In 2001, Seattle saw signs of bobble-mania when Mariners fans camped outside the stadium to get in line for a free doll of their star outfielder, Ichiro Suzuki. The promotion has become a staple at professional sporting events, spreading from baseball to basketball, NASCAR and even Australian-rules football.

The newer bobbers have not made much of a splash in the collectibles market, though. Recently manufactured dolls on the online auction site eBay start at less than $10 and often remain on the block for days without a single bid.

Some fans of the new bobbing-head dolls have started shopping for the more expensive vintage dolls to increase the value of their collections.

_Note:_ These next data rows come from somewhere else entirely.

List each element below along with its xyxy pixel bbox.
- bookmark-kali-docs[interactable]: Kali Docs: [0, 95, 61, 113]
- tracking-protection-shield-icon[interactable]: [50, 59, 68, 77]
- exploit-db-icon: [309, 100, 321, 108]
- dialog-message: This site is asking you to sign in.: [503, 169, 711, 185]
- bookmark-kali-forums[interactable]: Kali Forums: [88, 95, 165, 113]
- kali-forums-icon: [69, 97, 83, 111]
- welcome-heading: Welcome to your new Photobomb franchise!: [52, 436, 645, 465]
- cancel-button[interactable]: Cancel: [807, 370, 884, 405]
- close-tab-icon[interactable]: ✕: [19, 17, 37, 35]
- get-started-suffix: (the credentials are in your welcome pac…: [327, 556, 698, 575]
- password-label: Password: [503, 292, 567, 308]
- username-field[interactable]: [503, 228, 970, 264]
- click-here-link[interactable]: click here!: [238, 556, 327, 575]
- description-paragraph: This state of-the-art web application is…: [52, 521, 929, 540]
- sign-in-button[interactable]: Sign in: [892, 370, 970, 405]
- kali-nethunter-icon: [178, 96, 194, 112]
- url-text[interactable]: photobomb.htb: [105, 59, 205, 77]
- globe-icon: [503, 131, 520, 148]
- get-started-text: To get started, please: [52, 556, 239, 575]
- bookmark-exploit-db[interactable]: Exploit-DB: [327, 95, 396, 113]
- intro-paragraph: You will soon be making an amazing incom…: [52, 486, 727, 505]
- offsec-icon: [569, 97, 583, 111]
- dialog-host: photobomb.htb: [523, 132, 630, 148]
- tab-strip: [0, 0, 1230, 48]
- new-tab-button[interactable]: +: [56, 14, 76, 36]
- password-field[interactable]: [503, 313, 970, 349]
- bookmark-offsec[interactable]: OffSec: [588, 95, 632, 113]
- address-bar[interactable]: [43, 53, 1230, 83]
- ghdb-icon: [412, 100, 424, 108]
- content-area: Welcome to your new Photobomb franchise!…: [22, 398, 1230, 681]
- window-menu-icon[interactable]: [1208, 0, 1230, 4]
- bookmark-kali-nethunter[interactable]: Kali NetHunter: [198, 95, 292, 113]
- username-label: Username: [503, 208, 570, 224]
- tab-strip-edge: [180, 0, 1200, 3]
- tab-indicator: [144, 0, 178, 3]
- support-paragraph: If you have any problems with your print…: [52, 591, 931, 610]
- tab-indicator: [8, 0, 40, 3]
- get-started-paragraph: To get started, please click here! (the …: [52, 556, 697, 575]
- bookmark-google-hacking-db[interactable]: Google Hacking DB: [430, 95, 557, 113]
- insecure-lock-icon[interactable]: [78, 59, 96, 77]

Tim Hunter, the author of the price guide Bobbing Head Dolls, 1960-2000, said that novice buyers need to be careful. He complimented the craftsmanship of restoration specialists like Reed, but also said that reconditioned dolls can be problematic in the hands of an unscrupulous seller.

"Most people are honest, but 90 percent of the collectors cannot tell the difference between repaired and mint condition," Hunter says, noting that mint dolls are much more valuable than reconditioned ones. "It's the biggest criminal scandal in the market."

Still, Reed takes pride in turning the cracked, yellowed nodding heads into the bright, smiling faces that they were when they first left the factory.

"It's delicate work, but I put them back exactly the way they were 40 years ago," Reed says. The vintage dolls, he says, will always be a cut above the newer generations. "Nobody has been able to duplicate the way they made them," Reed says. "They are unique."